24 Ağustos 2013

Tarif


Yaşlı bir adam, ilk defa gittiği küçük bir kasabada şaşkın şaşkın gezindikten sonra yol kenarında duran bir arabanın yanına sokulmuş ve arka koltukta tek başına oturan çocuğa:

- Buraların yabancısıyım, demiş. Parkın hemen yanı başındaki fırını arıyorum, çok yakın olduğunu söylediler.

Çocuk, arabanın penceresini iyice açtıktan sonra:
- Ben de buraya ilk defa geliyorum, demiş. Ama sağ tarafa gitmeniz gerekiyor herhalde.

Adam, çocuğun da yabancı olmasına rağmen bunu nasıl anladığını sormuş ister istemez.

Çocuk:
-Ihlamur çiçeklerinin kokusunu duymuyor musunuz? diye gülümsemiş. Kuş cıvıltıları da oradan geliyor zaten.
-İyi ama, demiş adam, bunların parktan değil de tek bir ağaçtan gelmediği ne malûm?
-Tek bir ağaçtan bu kadar yoğun koku gelmez, diye atılmış çocuk. Üstelik, manolyalar da katılıyor onlara. Hem biraz derin nefes alırsanız, fırından yeni çıkmış ekmeklerin kokusunu duyacaksınız.
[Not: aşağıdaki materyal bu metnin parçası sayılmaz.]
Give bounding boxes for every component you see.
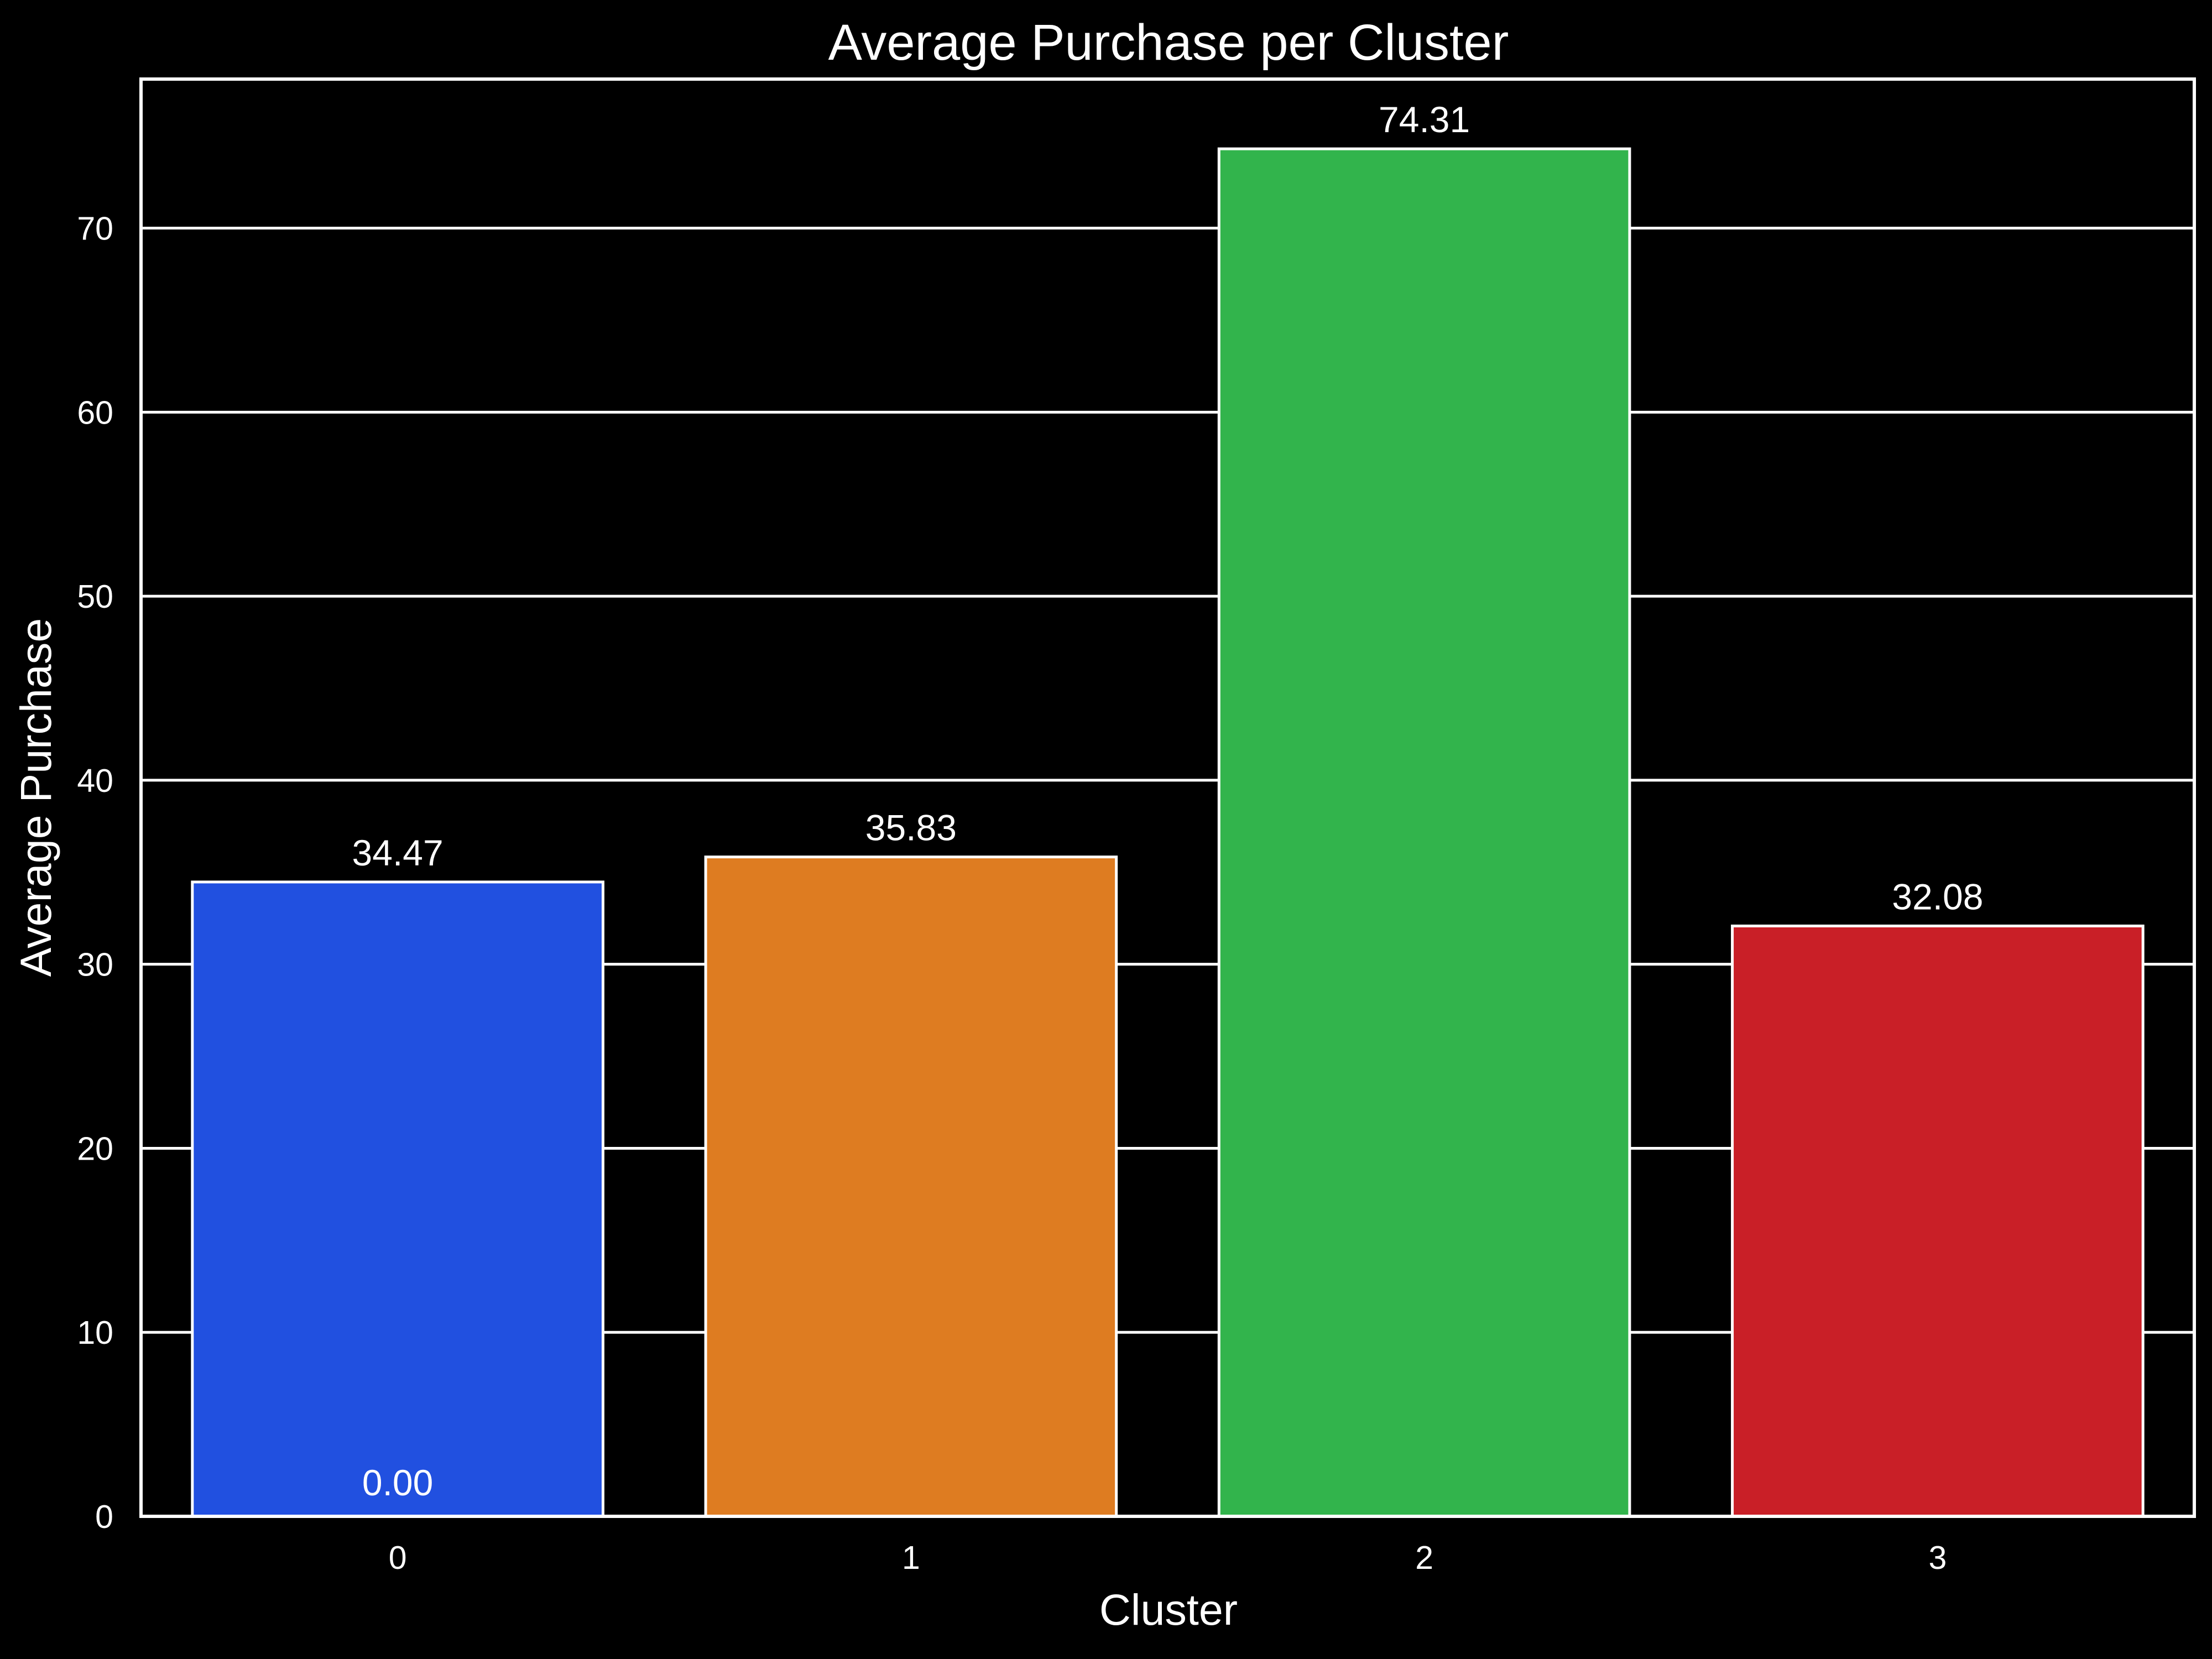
y-tick-label: 20: [77, 1130, 113, 1167]
bar-value-label: 34.47: [352, 832, 444, 873]
chart-title: Average Purchase per Cluster: [828, 14, 1509, 71]
bar-cluster-0: [192, 882, 603, 1516]
y-tick-label: 40: [77, 763, 113, 799]
bar-value-label: 74.31: [1379, 99, 1470, 140]
x-axis-ticks: 0 1 2 3: [389, 1540, 1947, 1576]
x-tick-label: 2: [1415, 1540, 1433, 1576]
y-axis-label: Average Purchase: [11, 618, 60, 977]
bar-cluster-2: [1219, 149, 1630, 1516]
bar-value-label: 35.83: [865, 807, 957, 848]
y-tick-label: 10: [77, 1314, 113, 1351]
y-tick-label: 30: [77, 947, 113, 983]
zero-annotation-label: 0.00: [362, 1462, 433, 1503]
x-tick-label: 1: [902, 1540, 920, 1576]
y-tick-label: 70: [77, 211, 113, 247]
bars: [192, 149, 2143, 1516]
x-tick-label: 3: [1928, 1540, 1947, 1576]
x-tick-label: 0: [389, 1540, 407, 1576]
bar-cluster-1: [706, 857, 1117, 1516]
x-axis-label: Cluster: [1099, 1585, 1238, 1634]
y-tick-label: 0: [95, 1499, 113, 1535]
bar-value-label: 32.08: [1892, 876, 1983, 917]
y-axis-ticks: 0 10 20 30 40 50 60 70: [77, 211, 113, 1535]
bar-cluster-3: [1733, 926, 2143, 1516]
y-tick-label: 60: [77, 394, 113, 431]
y-tick-label: 50: [77, 578, 113, 615]
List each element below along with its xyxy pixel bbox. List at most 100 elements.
Adam, gözlerini hafifçe kısarak denileni yaptıktan sonra cebinden bir kağıt para çıkartıp teşekkür ederken fark etmiş onun kör olduğunu.

Çocuk ise konuşurken bir anda sözlerini yarıda kesmesinden anlamış, adamın kendisini fark ettiğini.

Işığa hasret gözlerini ondan saklamaya çalışırken:
- Üç yıl önce bir kaza geçirmiştim, demiş, görmeyi o kadar çok özledim ki.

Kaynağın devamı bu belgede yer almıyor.